The Supreme Court opens its new term Monday facing decisions on the so-called Dreamers, LGBTQ rights, religion and abortion.
The justices will decide whether President Trump may revoke the Obama-era protections for more than 700,000 young immigrants, known as Dreamers, who were brought to the country illegally as children. And they will rule on whether the Civil Rights Act of 1964 — which forbids job discrimination “because of sex” — protects gay, lesbian, transgender, bisexual or queer employees from being fired.
The cases come before a court with five conservatives appointed by Republicans and four liberals appointed by Democrats.
Compared with the relative calm of last year, this term’s lineup of cases will almost surely spark more ideological splits, predicted Irv Gornstein, director of the Supreme Court Institute at Georgetown Law School. “We will likely see a court moving further and faster in a rightward direction,” he said. “The docket almost guarantees it.”
But the wild card again may be Chief Justice John G. Roberts Jr., who often strives to show that the high court, unlike the rest of official Washington, is not divided along political lines.
“When you live in a politically polarized environment, people tend to see everything in those terms,” Roberts said last month at an appearance in New York City. “That is not how we at the court function.”
California and 21 other states have laws that forbid discrimination based on sexual orientation, but Congress has not added such explicit protection to federal law.
On Nov. 12, the court will hear the case of the Dreamers vs. President Trump. Shortly after Trump took office, his administration said it would reverse President Obama’s order that granted relief from deportation and allowed work permits to be issued to 700,000 young immigrants who arrived as children.

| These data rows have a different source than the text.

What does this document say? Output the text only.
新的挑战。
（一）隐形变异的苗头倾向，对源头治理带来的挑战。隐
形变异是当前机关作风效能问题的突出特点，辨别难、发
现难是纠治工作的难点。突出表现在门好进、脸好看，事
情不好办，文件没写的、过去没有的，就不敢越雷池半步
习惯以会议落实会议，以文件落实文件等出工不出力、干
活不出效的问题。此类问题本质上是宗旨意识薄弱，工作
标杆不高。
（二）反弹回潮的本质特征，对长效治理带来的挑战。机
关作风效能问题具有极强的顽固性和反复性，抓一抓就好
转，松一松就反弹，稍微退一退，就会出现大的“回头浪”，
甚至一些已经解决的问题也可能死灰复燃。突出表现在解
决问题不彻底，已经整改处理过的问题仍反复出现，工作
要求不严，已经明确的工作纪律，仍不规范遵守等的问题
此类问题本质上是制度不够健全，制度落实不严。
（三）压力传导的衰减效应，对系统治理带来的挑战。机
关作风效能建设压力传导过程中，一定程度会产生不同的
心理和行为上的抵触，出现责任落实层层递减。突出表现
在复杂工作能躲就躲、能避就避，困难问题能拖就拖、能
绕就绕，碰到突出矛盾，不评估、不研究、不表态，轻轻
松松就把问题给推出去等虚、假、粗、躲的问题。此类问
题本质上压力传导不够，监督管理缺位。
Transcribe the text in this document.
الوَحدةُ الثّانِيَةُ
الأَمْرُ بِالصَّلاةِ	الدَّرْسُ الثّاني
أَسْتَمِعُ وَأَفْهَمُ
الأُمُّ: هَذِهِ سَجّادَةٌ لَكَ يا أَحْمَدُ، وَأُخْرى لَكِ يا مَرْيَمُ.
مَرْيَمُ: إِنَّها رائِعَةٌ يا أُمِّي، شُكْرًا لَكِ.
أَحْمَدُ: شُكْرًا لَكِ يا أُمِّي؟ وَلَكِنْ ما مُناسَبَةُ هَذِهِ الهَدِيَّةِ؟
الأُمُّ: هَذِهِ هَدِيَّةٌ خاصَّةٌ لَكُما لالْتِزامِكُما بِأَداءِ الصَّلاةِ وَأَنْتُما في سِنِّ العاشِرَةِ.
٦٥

However, Trump’s advisors did so by claiming that Obama’s order, known as Deferred Action for Childhood Arrivals (DACA), was unconstitutional and illegal. A judge in San Francisco and the U.S. 9th Circuit Court of Appeals blocked the reversal on procedural grounds. Those judges said Obama’s order was entirely legal and therefore cannot be rescinded based on a false claim.
The justices are also weighing religious-rights appeals from Catholic Social Services in Philadelphia, which says it was removed from the city’s foster care system because it refused to place children with same-sex couples, and from a Christian florist in Washington state who was charged with violating the state’s civil rights law for refusing to provide flowers for a same-sex wedding.